5/16/2013

Avoir un enfant à 40 ans ....une entrevue avec Valérie Blais

J'ai eu mon deuxième à 40 ans et j'en suis très heureuse. Voici le témoignage de Valérie Blais, comédienne bien connue de chez-nous, sur la maternité à cet âge. Une belle entrevue avec André Pratte, La Presse.


Valérie Blais
http://www.lapresse.ca/videos/actualites/201305/10/46-1-devenir-mere-a-40-ans.php/a94d30df35df49bfa9cadd12de765a22

J'ai eu mon premier enfant à trente-cinq ans pour les mêmes raisons qu'elle. J'avais envie, moi aussi, de stabiliser ma vie professionnelle avant de me donner à la maternité. Je lui donne raison également quand elle dit que la quarantaine d'aujourd'hui n'est plus comme celle d'il y a trente ou quarante ans.

Pour ma part, je ne suis pas très inquiète de la différence d'âge avec mes enfants car, en fait, avoir des enfants quand on est jeune ne garantit en rien qu'on sera là longtemps. 

Mis à part la peur de demeurer fertile jusqu'à cet âge, je ne crois pas qu'on devrait être effrayée par l'idée d'avoir un enfant dans la quarantaine. Mon plus jeune aura quatre ans cet été et je suis entièrement comblée par mon choix de lui avoir donné la vie à quarante ans.

5/12/2013

La fête des mères...

La destination incertaine

Dans ma vie, j'ai pris la décision de donner naissance à des enfants. Cette décision a changé à jamais mon rôle ici-bas.

Dans la maternité, on peut être « bonne » ou « mauvaise ». En fait, les contours du bien et du mal sont plutôt subjectifs et, au final, seuls nos enfants peuvent vraiment juger de nos compétences, même si eux non plus ne peuvent être tout à fait objectifs sur la question.

La maternité nous donne-t-elle droit à un piédestal ? J'entends souvent des amis sans enfant me répéter en chœur : « Mais comment fais-tu pour tout faire ? Je n'y arriverais jamais ». Vous savez, chères amies vous y arriveriez aussi si vous y étiez confrontées. 

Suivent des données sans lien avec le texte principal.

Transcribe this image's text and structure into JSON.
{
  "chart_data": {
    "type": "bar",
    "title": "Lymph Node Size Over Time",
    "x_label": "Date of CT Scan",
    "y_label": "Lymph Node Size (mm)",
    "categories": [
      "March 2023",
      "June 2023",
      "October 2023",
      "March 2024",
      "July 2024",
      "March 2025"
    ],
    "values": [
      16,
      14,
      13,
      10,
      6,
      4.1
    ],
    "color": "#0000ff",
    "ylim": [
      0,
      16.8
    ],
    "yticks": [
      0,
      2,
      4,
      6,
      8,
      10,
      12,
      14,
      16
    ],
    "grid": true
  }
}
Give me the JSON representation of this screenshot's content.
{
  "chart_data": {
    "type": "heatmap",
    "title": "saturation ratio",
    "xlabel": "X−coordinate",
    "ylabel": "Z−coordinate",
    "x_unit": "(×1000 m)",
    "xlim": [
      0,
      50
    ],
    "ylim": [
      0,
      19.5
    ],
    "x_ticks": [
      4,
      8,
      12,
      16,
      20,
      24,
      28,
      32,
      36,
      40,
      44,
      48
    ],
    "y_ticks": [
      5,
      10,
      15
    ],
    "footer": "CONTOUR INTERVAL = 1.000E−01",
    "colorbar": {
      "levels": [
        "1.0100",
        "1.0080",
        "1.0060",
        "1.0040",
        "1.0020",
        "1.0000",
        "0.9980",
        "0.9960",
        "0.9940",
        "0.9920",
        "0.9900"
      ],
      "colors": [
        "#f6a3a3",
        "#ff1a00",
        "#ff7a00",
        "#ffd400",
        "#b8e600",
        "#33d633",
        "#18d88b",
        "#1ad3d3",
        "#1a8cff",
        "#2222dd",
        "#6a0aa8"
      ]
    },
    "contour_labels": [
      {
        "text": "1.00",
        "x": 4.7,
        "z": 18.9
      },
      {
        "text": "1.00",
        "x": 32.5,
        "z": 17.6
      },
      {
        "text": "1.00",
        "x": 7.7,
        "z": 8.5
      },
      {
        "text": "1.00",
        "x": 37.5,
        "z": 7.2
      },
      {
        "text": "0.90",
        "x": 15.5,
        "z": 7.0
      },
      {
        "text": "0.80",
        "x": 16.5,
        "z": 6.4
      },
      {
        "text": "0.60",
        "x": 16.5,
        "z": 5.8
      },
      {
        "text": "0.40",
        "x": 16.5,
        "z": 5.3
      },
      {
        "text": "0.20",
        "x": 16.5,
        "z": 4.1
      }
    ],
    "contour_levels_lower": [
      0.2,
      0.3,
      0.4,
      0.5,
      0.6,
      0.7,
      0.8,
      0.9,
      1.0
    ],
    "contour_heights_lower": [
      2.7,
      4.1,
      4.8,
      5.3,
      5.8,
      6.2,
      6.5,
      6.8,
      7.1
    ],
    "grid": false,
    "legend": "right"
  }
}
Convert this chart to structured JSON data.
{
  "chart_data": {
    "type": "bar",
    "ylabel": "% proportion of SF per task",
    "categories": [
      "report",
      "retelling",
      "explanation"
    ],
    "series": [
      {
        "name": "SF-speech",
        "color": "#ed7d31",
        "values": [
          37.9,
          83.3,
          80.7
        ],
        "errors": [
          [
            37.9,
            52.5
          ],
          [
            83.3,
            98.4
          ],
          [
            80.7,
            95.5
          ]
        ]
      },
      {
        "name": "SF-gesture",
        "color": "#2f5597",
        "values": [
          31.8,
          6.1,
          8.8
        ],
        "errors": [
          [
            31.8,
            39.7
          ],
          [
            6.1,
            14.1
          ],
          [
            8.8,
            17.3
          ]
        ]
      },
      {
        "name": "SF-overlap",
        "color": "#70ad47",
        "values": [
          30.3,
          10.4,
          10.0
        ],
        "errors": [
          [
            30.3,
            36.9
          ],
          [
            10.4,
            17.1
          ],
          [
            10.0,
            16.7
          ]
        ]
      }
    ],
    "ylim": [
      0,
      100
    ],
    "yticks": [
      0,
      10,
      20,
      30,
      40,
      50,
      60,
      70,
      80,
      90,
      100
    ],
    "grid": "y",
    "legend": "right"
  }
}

D'ailleurs, quand je vous regarde prendre soin de vos parents vieillissants et malades, je me pose la même question : comment faites-vous ? Vous me répondrez sans doute quelque chose d'aussi simple que : « Ben, je ne me pose pas la question, ça va de soi ». Eh bien, c'est la même chose pour moi. 

Probablement la même chose pour la plupart des parents de la Terre. Ça va de soi. S'occuper de sa famille, des plus jeunes aux plus vieux, ça va de soi. En fait, ça le devrait.

Oui, ce n'est pas toujours facile. En tant que mère, je manque de sommeil, de divertissement, de compagnie parfois. Je travaille trop, je ne fais pas assez de sport, je bois peut-être trop de vin. Je m'oublie souvent, même si tous les magazines féminins et les gourous de la psycho-pop me disent de m'occuper de moi. Je m'occupe de mes petits et j'ajuste ma vie en fonction d'eux. Ce sera ainsi jusqu'à ce qu'ils soient prêts à vivre hors du nid, même si je dois faire quelques compromis ici et là. Même si je ne suis pas certaine du résultat.

À la fin de l'histoire, qu'est-ce que ça aura donné ? Le résultat n'est pas garanti. Peut-être m'aimeront-ils et nous aurons une super relation ; peut-être me trouveront-ils complètement débile et me renieront-ils. Avoir des enfants n'est pas une fin en soi. C'est une destination incertaine. Ce sont des vies que nous accompagnons et qui ne nous appartiennent pas.

C'est un privilège que de donner naissance ou d'accompagner de petites vies, même au-delà des liens du sang. Aujourd'hui, j'ai célébré le plaisir de passer une journée entourée de mes enfants et de ma superbe nièce. Je n'avais besoin de rien d'autre. C'était ça, mon cadeau, ma récompense.